As Major League baseball debated whether to play some kind of regular season this year, the Commissioner got in touch with me, asking my opinion. I hesitated. Though I had played Little League and high-school ball as a kid, and loved the sport, I hadn’t followed it very closely in recent years.
Good, he said. What we want is the views of people who know the game but have an open mind. We’d like your thoughts on players’ social-distancing.
I hesitantly agreed and, with a one-week deadline, gave the issue my undivided attention.
I considered how the positions of players on the field might be configured for acceptable distancing, but saw no way — fielders converging under a fly-ball; first-basemen holding runners close to the bag; second-basemen tagging stealing runners; the catcher dangerously sandwiched between the batter and the home-plate umpire.
In my view, these issues, in themselves, warranted a no-go recommendation. I submitted my report, got a nice thank-you, and heard nothing until the announcement of the season proved that my view had not prevailed.
In the interim, I had a completely unrelated, direct experience of virtual reality — a cabaret that a small group of us recorded at home, sent off to a technician to assemble, and broadcast for college classmates and friends. A sort-of minor-league imitation of the majors, it met with reasonable approval, which made me think: This could work for baseball!
I haven’t had time to work out all the details, but here’s a brief sketch that, with refinements, might do the trick:
The players would be video-recorded in real-game situations. For example, in an otherwise empty stadium, a pitcher pitches to a batter until there is a result — a hit, a walk, or a strikeout. A camera determines balls and strikes (after all, they do it now to second-guess the ump). There’s no catcher (someone eventually tosses the accumulated balls back to the pitcher).

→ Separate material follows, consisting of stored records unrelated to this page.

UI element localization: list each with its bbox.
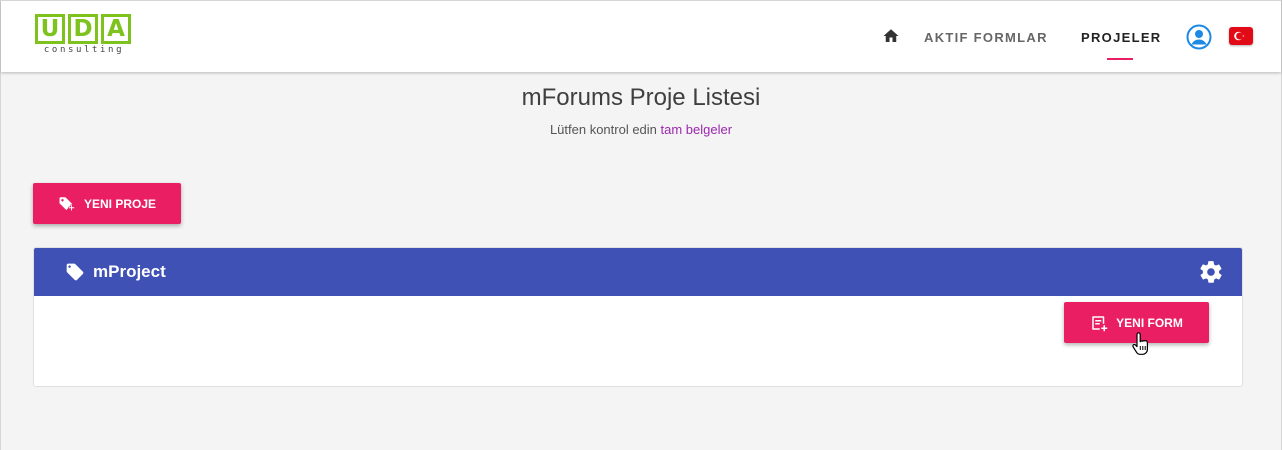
tag-icon (66, 263, 84, 281)
form-add-icon (1092, 315, 1108, 331)
logo-letter-a: A (101, 14, 131, 44)
tag-plus-icon (59, 196, 75, 211)
new-project-button[interactable]: YENI PROJE (33, 183, 181, 224)
active-nav-indicator (1107, 58, 1133, 60)
turkey-flag-icon[interactable] (1229, 27, 1253, 45)
top-navbar: U D A consulting AKTIF FORMLAR PROJELER (1, 0, 1281, 72)
logo-letter-d: D (68, 14, 98, 44)
uda-consulting-logo[interactable]: U D A consulting (35, 14, 135, 62)
logo-letter-u: U (35, 14, 65, 44)
nav-projeler[interactable]: PROJELER (1081, 30, 1161, 45)
page-subtitle-text: Lütfen kontrol edin (549, 122, 661, 137)
page-subtitle: Lütfen kontrol edin tam belgeler (1, 122, 1281, 137)
new-project-label: YENI PROJE (83, 196, 157, 211)
nav-aktif-formlar[interactable]: AKTIF FORMLAR (924, 30, 1048, 45)
new-form-label: YENI FORM (1116, 315, 1183, 330)
page-title: mForums Proje Listesi (521, 84, 761, 111)
gear-icon[interactable] (1198, 259, 1224, 285)
logo-subtitle: consulting (43, 45, 125, 55)
home-icon[interactable] (882, 27, 900, 45)
user-circle-icon[interactable] (1186, 24, 1212, 50)
project-card-header[interactable]: mProject (34, 248, 1242, 296)
project-name: mProject (93, 262, 166, 281)
project-card: mProject (33, 247, 1243, 387)
hand-cursor-icon (1132, 332, 1148, 355)
documentation-link[interactable]: tam belgeler (661, 122, 733, 137)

Say the batter hits a hard line drive toward right field. Another camera records it, determines if the first- or second-baseman could have caught it, and records where it lands. Let’s say it would have gone to the right-fielder. In a separate cut, the camera records a ball (fired by an out-of-view pitching machine) that bounces at the precise spot and, with a right-fielder now in position, he fields it and throws it to the second-baseman, again recorded on-camera. And the guy who hit the ball really runs to a first base that has no first-baseman.
Basically, you’re piecing together, not a play-acted scenario, but a linked sequence of real situations where the pitcher really pitches, the batter really hits, the right-fielder really throws, and the second-baseman really catches the throw.
I’m not underestimating the complexity of figuring out, at each step, what the next camera shot should be, but it should proceed naturally. For example, if the second-baseman should drop the right fielder’s throw, or if it was a wild throw, the next sequence would proceed from that real circumstance. Maybe the following shot would be of the shortstop, backing up the second-baseman and making sure the runner stays on first. With time and experience, the wrinkles could be smoothed out.
Then, of course, there’s the question of atmosphere, but there’s plenty that’s already in the can that could be added: crowds at any of a thousand games; maybe archive pieces with Kate Smith singing the National Anthem, a fan sleeping, a kid snagging a foul-ball with his brand-new fielder’s mitt, outfielders trying to corral a wayward pigeon, ushers wrestling with a drunken fan, a streaker.
Once all the video is done, the shots would go the techies to assemble in an accurate sequence so that, for example — guy hits a triple and stays on third base until he scores, or gets picked off, or the inning ends with him still there.
Yes, it will be complicated, but, if a group of senior-citizens, aided by a younger singing/acting/tech whiz, can pull-off Mention My Name in Sheboygan, then putting together a virtual Major League baseball game shouldn’t be too much of a stretch.
Now, the idea just needs the Commissioner’s go-ahead. I called him this morning. I’m still on hold. I know he’s busy, but I’m convinced that, once we talk, he’ll see that, even at this late date, mine is a better, safer option.